Every major paper in America (and the world, perhaps) will provide the most current details of Anadarko’s decision to terminate their agreement with Chevron and accept Oxy’s superior proposal. The cornerstone of that flip was put in place by Warren Buffett, who has promised to fund the liquidated damages of $1 Billion owed to Chevron by Anadarko for breaching their deal. But again, anyone can read the major details just about anywhere right now.
I want to talk about the aspects of the change-of-heart that directly affect royalty owners and professionals in the oil and gas industry. The behind-the-scenes scoop, so to speak.
Of interest to industry land professionals is one major aspect not discussed in the numerous articles. Oxy will need to find buyers for the excess federal lease acreage they will suddenly own, not allowed by federal law. The current limit is 200,000 gross acres of federal lease land in any single state, excluding Alaska. [U.S. Code Title 30. Mineral Lands and Mining, Chapter 3A. Leases and Prospecting Permits, Subchapter I. General Provisions, Section 184. Limitations on leases held, owned or controlled by persons, associations or corporations]
This restriction would have been reviewed by Anadarko and Chevron immediately after signing their agreement. Chevron, as one of the largest major oil companies, holds extensive acreage under federal leases pretty much everywhere in the lower 48. Anadarko has valuable federal lands in the northern states such as South Dakota, Wyoming, and Montana. Anadarko and Chevron likely could have reached agreement as to which federal leases Chevron did not want to acquire, and Anadarko then would have agreed to sell off those federal leases before the merger officially took place.

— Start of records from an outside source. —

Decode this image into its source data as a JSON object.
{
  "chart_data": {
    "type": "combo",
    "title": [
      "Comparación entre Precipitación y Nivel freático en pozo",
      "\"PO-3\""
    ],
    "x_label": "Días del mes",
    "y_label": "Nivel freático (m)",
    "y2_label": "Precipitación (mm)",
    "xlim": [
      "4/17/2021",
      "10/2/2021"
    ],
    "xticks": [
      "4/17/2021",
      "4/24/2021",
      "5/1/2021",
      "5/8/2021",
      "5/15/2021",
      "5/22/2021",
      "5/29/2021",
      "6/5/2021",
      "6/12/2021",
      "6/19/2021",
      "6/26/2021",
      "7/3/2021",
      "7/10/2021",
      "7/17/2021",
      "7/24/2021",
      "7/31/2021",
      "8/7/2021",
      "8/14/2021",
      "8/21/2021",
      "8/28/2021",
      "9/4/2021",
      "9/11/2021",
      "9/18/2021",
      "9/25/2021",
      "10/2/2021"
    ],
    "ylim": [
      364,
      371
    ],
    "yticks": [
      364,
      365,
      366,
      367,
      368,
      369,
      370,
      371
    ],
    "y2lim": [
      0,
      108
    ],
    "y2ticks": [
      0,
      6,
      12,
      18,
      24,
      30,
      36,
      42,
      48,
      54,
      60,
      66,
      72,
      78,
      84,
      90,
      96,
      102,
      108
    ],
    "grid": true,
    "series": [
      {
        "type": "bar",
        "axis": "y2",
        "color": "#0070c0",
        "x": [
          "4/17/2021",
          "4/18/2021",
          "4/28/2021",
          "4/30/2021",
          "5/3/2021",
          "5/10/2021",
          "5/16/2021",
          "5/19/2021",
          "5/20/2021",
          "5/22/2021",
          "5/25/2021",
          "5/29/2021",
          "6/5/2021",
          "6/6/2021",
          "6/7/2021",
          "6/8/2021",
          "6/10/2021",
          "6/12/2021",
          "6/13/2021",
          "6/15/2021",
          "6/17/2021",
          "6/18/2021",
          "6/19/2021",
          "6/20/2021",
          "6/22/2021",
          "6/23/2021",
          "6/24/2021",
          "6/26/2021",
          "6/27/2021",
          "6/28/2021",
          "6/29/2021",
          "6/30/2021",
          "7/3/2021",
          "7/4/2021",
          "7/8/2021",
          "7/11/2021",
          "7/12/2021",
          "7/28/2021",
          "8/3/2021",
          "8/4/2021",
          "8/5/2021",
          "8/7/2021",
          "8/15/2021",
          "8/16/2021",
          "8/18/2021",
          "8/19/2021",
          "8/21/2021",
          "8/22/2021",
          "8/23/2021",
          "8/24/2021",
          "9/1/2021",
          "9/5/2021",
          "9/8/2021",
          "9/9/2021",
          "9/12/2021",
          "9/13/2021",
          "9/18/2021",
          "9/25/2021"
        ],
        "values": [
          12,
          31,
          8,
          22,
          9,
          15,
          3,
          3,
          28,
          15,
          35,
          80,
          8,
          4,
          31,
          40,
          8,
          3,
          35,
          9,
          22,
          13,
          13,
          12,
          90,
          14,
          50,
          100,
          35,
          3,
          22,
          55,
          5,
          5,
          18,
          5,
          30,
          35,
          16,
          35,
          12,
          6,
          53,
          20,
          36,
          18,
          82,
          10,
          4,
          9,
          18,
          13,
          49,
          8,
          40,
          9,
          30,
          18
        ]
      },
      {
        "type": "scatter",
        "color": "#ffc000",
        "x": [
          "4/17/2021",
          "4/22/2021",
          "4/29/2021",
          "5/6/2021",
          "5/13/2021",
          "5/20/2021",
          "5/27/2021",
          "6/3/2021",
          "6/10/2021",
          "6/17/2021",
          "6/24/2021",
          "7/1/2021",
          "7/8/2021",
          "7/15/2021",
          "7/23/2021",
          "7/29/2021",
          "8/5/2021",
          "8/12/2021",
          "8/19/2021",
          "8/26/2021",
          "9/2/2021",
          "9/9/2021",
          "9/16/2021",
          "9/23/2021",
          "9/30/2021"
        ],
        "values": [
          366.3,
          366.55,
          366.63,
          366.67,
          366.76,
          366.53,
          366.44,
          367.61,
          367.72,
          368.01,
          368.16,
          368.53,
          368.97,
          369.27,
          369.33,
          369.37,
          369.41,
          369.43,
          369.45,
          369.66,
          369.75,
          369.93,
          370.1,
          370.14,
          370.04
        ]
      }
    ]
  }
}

Crestwood indicated earlier this week that they are negotiating with Anadarko to acquire Anadarko’s holdings in the Powder River Basin which were slated for development by Anadarko in 2019. By January 2019, Anadarko had already accepted Chevron’s $33 Billion offer to buy Anadarko. Chevron sold nearly 100,000 net acres of natural gas properties in Green River, Wind River and Powder River basins in Wyoming and Colorado in 2016 and 2017, so it made sense why Chevron wouldn't want to keep Anadarko’s Powder River Basin project after the merger.
But Chevron is out of the picture now. It’s yet to be seen whether Oxy wants to keep that project following the merger. All bets could be off in any potential sales of oil and gas leases by Anadarko undertaken while Chevron was still the winning bid. It’s now up to Oxy to decide what stays and what goes prior to their merger with Anadarko.
Oxy will have the same task ahead to decide which of their own properties need jettison before the merger, and which properties to direct Anadarko to dump. The entire process is literally starting over as of late Monday evening, May 6.
As for royalty owners, it’s unknown what interruptions in regular monthly royalty payments will be felt by which owners in which company. It’s expected that Oxy will continue to distribute production revenues for their existing properties without interruption. But Anadarko royalty owners might not be so lucky. The transfer of data from Anadarko’s colossal land and revenue distribution databases will be a daunting task, one riddled with errors, omissions, and failed record reconstructions. These setbacks occur with every acquisition/divestiture, without exception.
To be sure, this merger will require at least two years from start to finish. We hope no longer. BP America gave up essentially on merging Amoco records into their own land and revenue accounting databases following that merger, opting to run both companies’ database systems side-by-side as late as mid-2009, a full three years after the merger was inked.